The number of new unemployment claims on Long Island fell last week to its lowest level since April, state data released Thursday shows.
Long Islanders filed 8,779 new jobless claims in the week ended July 25, down from 9,600 the week before. It was the first time claims have been below 9,000 since the worst of the pandemic began.
The Island hit an all-time high of over 59,000 claims during a week in early April.
“It’s consistent with being able to open into Phase 4,” said John A. Rizzo, chief economist for the Long Island Association business group. “The economy is reopening and so far, so good.
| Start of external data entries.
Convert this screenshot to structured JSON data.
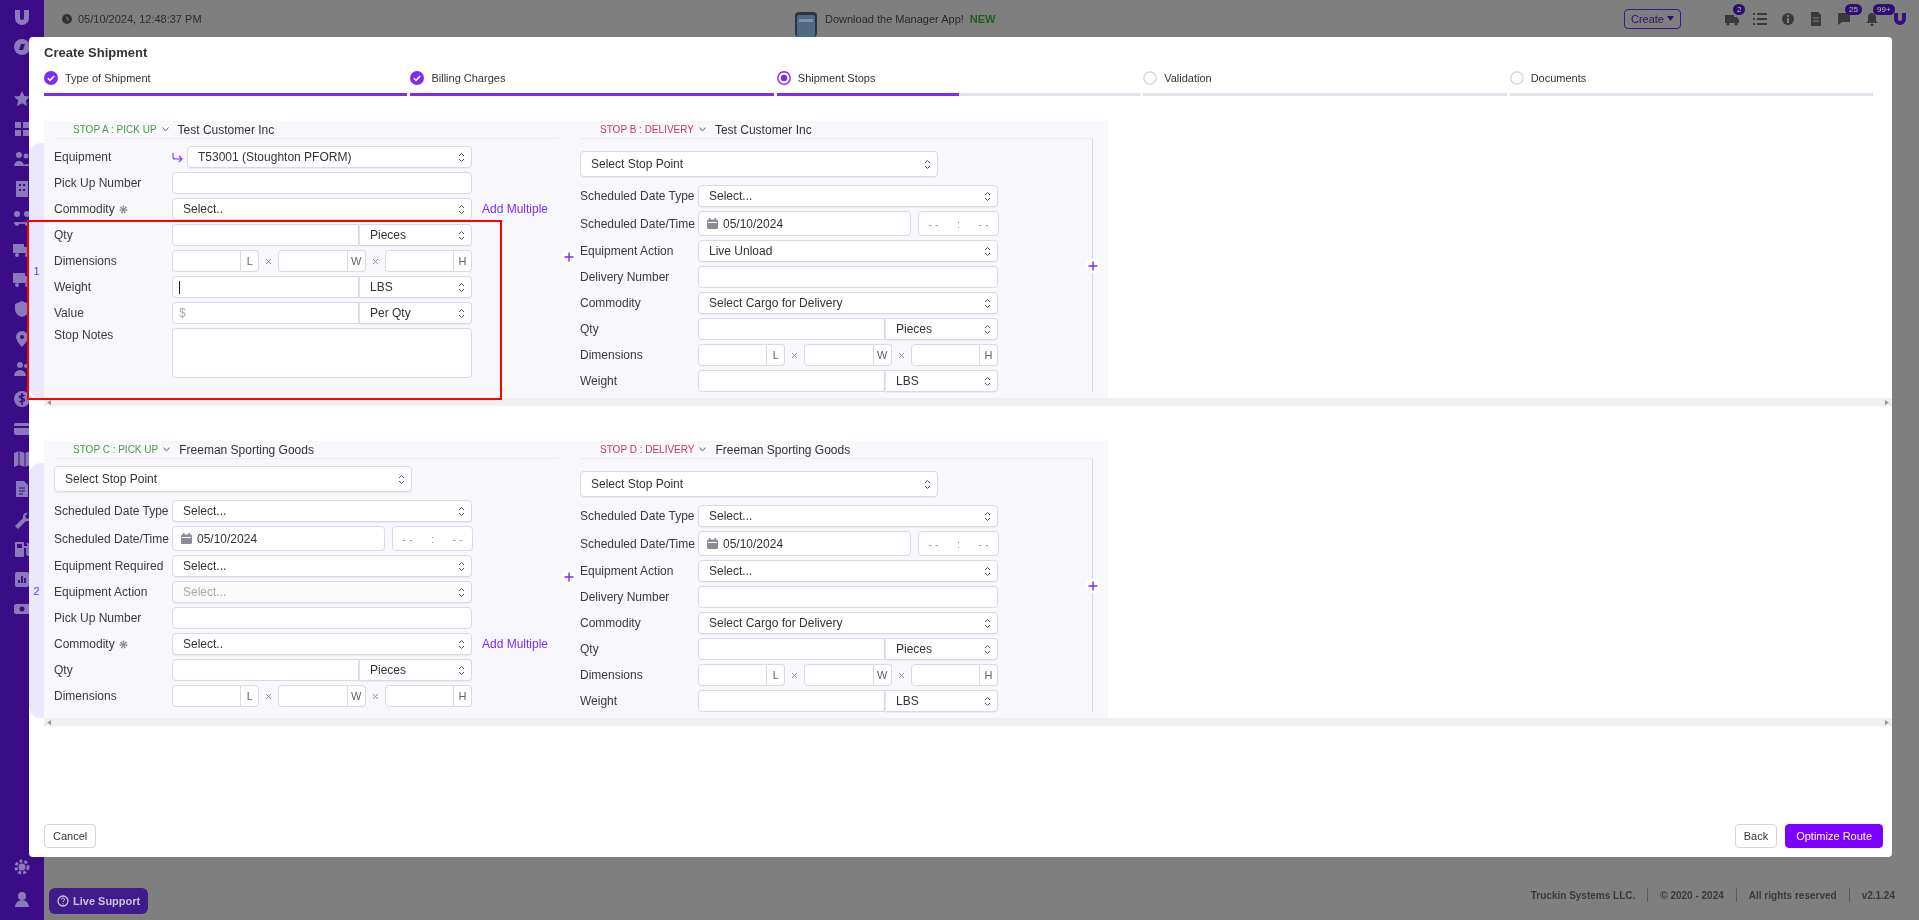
{
  "top_bar": {
    "datetime": "05/10/2024, 12:48:37 PM",
    "promo": "Download the Manager App!",
    "promo_badge": "NEW",
    "create_button": "Create",
    "icons": [
      {
        "kind": "truck",
        "badge": "2"
      },
      {
        "kind": "list"
      },
      {
        "kind": "info"
      },
      {
        "kind": "document"
      },
      {
        "kind": "chat",
        "badge": "25"
      },
      {
        "kind": "bell",
        "badge": "99+"
      },
      {
        "kind": "logo"
      }
    ]
  },
  "modal": {
    "title": "Create Shipment",
    "steps": [
      {
        "label": "Type of Shipment",
        "checked": true,
        "selected": false,
        "level": 1
      },
      {
        "label": "Billing Charges",
        "checked": true,
        "selected": false,
        "level": 1
      },
      {
        "label": "Shipment Stops",
        "checked": false,
        "selected": true,
        "level": 0.5
      },
      {
        "label": "Validation",
        "checked": false,
        "selected": false,
        "level": 0
      },
      {
        "label": "Documents",
        "checked": false,
        "selected": false,
        "level": 0
      }
    ],
    "stop_rows": [
      {
        "number": "1",
        "stops": [
          {
            "label": "STOP A : PICK UP",
            "color": "#4a9a46",
            "customer": "Test Customer Inc",
            "fields": [
              {
                "kind": "select",
                "label": "Equipment",
                "value": "T53001 (Stoughton PFORM)",
                "linked": true,
                "disabled": false
              },
              {
                "kind": "text",
                "label": "Pick Up Number"
              },
              {
                "kind": "select",
                "label": "Commodity",
                "value": "Select..",
                "settings": true,
                "link": "Add Multiple",
                "disabled": false
              },
              {
                "kind": "unit",
                "label": "Qty",
                "unit": "Pieces",
                "focused": false
              },
              {
                "kind": "dims",
                "label": "Dimensions",
                "units": [
                  "L",
                  "W",
                  "H"
                ]
              },
              {
                "kind": "unit",
                "label": "Weight",
                "unit": "LBS",
                "focused": true
              },
              {
                "kind": "unit",
                "label": "Value",
                "placeholder": "$",
                "unit": "Per Qty",
                "focused": false
              },
              {
                "kind": "textarea",
                "label": "Stop Notes"
              }
            ]
          },
          {
            "label": "STOP B : DELIVERY",
            "color": "#c8385f",
            "customer": "Test Customer Inc",
            "fields": [
              {
                "kind": "stop_point",
                "value": "Select Stop Point"
              },
              {
                "kind": "select",
                "label": "Scheduled Date Type",
                "value": "Select...",
                "disabled": false
              },
              {
                "kind": "datetime",
                "label": "Scheduled Date/Time",
                "date": "05/10/2024",
                "hour": "- -",
                "separator": ":",
                "minute": "- -"
              },
              {
                "kind": "select",
                "label": "Equipment Action",
                "value": "Live Unload",
                "disabled": false
              },
              {
                "kind": "text",
                "label": "Delivery Number"
              },
              {
                "kind": "select",
                "label": "Commodity",
                "value": "Select Cargo for Delivery",
                "disabled": false
              },
              {
                "kind": "unit",
                "label": "Qty",
                "unit": "Pieces",
                "focused": false
              },
              {
                "kind": "dims",
                "label": "Dimensions",
                "units": [
                  "L",
                  "W",
                  "H"
                ]
              },
              {
                "kind": "unit",
                "label": "Weight",
                "unit": "LBS",
                "focused": false
              }
            ]
          }
        ]
      },
      {
        "number": "2",
        "stops": [
          {
            "label": "STOP C : PICK UP",
            "color": "#4a9a46",
            "customer": "Freeman Sporting Goods",
            "fields": [
              {
                "kind": "stop_point",
                "value": "Select Stop Point"
              },
              {
                "kind": "select",
                "label": "Scheduled Date Type",
                "value": "Select...",
                "disabled": false
              },
              {
                "kind": "datetime",
                "label": "Scheduled Date/Time",
                "date": "05/10/2024",
                "hour": "- -",
                "separator": ":",
                "minute": "- -"
              },
              {
                "kind": "select",
                "label": "Equipment Required",
                "value": "Select...",
                "disabled": false
              },
              {
                "kind": "select",
                "label": "Equipment Action",
                "value": "Select...",
                "disabled": true
              },
              {
                "kind": "text",
                "label": "Pick Up Number"
              },
              {
                "kind": "select",
                "label": "Commodity",
                "value": "Select..",
                "settings": true,
                "link": "Add Multiple",
                "disabled": false
              },
              {
                "kind": "unit",
                "label": "Qty",
                "unit": "Pieces",
                "focused": false
              },
              {
                "kind": "dims",
                "label": "Dimensions",
                "units": [
                  "L",
                  "W",
                  "H"
                ]
              }
            ]
          },
          {
            "label": "STOP D : DELIVERY",
            "color": "#c8385f",
            "customer": "Freeman Sporting Goods",
            "fields": [
              {
                "kind": "stop_point",
                "value": "Select Stop Point"
              },
              {
                "kind": "select",
                "label": "Scheduled Date Type",
                "value": "Select...",
                "disabled": false
              },
              {
                "kind": "datetime",
                "label": "Scheduled Date/Time",
                "date": "05/10/2024",
                "hour": "- -",
                "separator": ":",
                "minute": "- -"
              },
              {
                "kind": "select",
                "label": "Equipment Action",
                "value": "Select...",
                "disabled": false
              },
              {
                "kind": "text",
                "label": "Delivery Number"
              },
              {
                "kind": "select",
                "label": "Commodity",
                "value": "Select Cargo for Delivery",
                "disabled": false
              },
              {
                "kind": "unit",
                "label": "Qty",
                "unit": "Pieces",
                "focused": false
              },
              {
                "kind": "dims",
                "label": "Dimensions",
                "units": [
                  "L",
                  "W",
                  "H"
                ]
              },
              {
                "kind": "unit",
                "label": "Weight",
                "unit": "LBS",
                "focused": false
              }
            ]
          }
        ]
      }
    ],
    "buttons": {
      "cancel": "Cancel",
      "back": "Back",
      "primary": "Optimize Route"
    }
  },
  "footer": {
    "company": "Truckin Systems LLC.",
    "copyright": "© 2020 - 2024",
    "rights": "All rights reserved",
    "version": "v2.1.24"
  },
  "live_support": "Live Support"
}
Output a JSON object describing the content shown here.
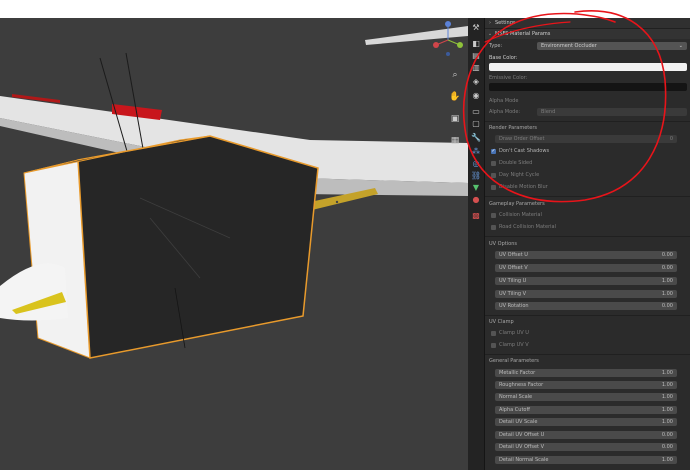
{
  "properties": {
    "settings_header": "Settings",
    "panel_title": "MSFS Material Params",
    "type_label": "Type:",
    "type_value": "Environment Occluder",
    "base_color_label": "Base Color:",
    "emissive_color_label": "Emissive Color:",
    "alpha_mode_header": "Alpha Mode",
    "alpha_mode_label": "Alpha Mode:",
    "alpha_mode_value": "Blend",
    "render_params": {
      "header": "Render Parameters",
      "draw_order_offset_label": "Draw Order Offset",
      "draw_order_offset_value": "0",
      "checkboxes": [
        {
          "label": "Don't Cast Shadows",
          "checked": true
        },
        {
          "label": "Double Sided",
          "checked": false
        },
        {
          "label": "Day Night Cycle",
          "checked": false
        },
        {
          "label": "Disable Motion Blur",
          "checked": false
        }
      ]
    },
    "gameplay": {
      "header": "Gameplay Parameters",
      "checkboxes": [
        {
          "label": "Collision Material",
          "checked": false
        },
        {
          "label": "Road Collision Material",
          "checked": false
        }
      ]
    },
    "uv_options": {
      "header": "UV Options",
      "fields": [
        {
          "label": "UV Offset U",
          "value": "0.00"
        },
        {
          "label": "UV Offset V",
          "value": "0.00"
        },
        {
          "label": "UV Tiling U",
          "value": "1.00"
        },
        {
          "label": "UV Tiling V",
          "value": "1.00"
        },
        {
          "label": "UV Rotation",
          "value": "0.00"
        }
      ]
    },
    "uv_clamp": {
      "header": "UV Clamp",
      "checkboxes": [
        {
          "label": "Clamp UV U",
          "checked": false
        },
        {
          "label": "Clamp UV V",
          "checked": false
        }
      ]
    },
    "general": {
      "header": "General Parameters",
      "fields": [
        {
          "label": "Metallic Factor",
          "value": "1.00"
        },
        {
          "label": "Roughness Factor",
          "value": "1.00"
        },
        {
          "label": "Normal Scale",
          "value": "1.00"
        },
        {
          "label": "Alpha Cutoff",
          "value": "1.00"
        },
        {
          "label": "Detail UV Scale",
          "value": "1.00"
        },
        {
          "label": "Detail UV Offset U",
          "value": "0.00"
        },
        {
          "label": "Detail UV Offset V",
          "value": "0.00"
        },
        {
          "label": "Detail Normal Scale",
          "value": "1.00"
        }
      ]
    }
  },
  "toolstrip_icons": [
    "tool-icon",
    "render-icon",
    "output-icon",
    "view-layer-icon",
    "scene-icon",
    "world-icon",
    "collection-icon",
    "object-icon",
    "modifier-icon",
    "particles-icon",
    "physics-icon",
    "constraints-icon",
    "data-icon",
    "material-icon",
    "texture-icon"
  ],
  "gizmo_axes": [
    "z-axis-icon",
    "y-axis-icon",
    "x-axis-icon"
  ],
  "colors": {
    "selection_outline": "#e89a2c",
    "checkbox_on": "#4772b3",
    "annotation": "#e8141a"
  }
}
The coronavirus still seems to be under control.”
While the overall claims remain far above historic levels — the same week in 2019 saw only 1,338 claims — Rizzo said the gradually shrinking number of new claims “reaffirms that this is the right way to reopen the economy.”
Last month, more than 224,000 Long Islanders — 106,300 in Nassau and 117,900 in Suffolk — were beneficiaries of regular unemployment benefits, receiving more than $354.9 million in jobless aid, according to latest Labor Department data.
The total benefit data does not include recipients of Pandemic Unemployment Assistance, a federal program that extends unemployment benefits to those normally not eligible, such as gig workers and the self-employed, or the extra $600 enhancement to jobless benefits that the unemployed had been receiving weekly.
That extra $600 in aid is set to expire Friday unless extended by Congress.
Jenny Jorge, president of the Freeport Chamber of Commerce, said the $600 payments are hurting struggling businesses in the village, where unemployment last month was among the highest on Long Island, at 16.4%, compared to the Island's overall rate of 12.9%.
“The biggest struggle we’re seeing right now is that it’s become consistently more difficult for us to actually get employees,” said Jorge.
She said that while the chamber has not seen a wave of permanently shuttered businesses, some have struggled to bring back formerly furloughed workers and attract new workers who have been receiving the enhanced benefit.
“Whatever businesses are open need employees,” she said. “But it’s very difficult to hire and bring employees in when they’re making more on unemployment than when they come into work.”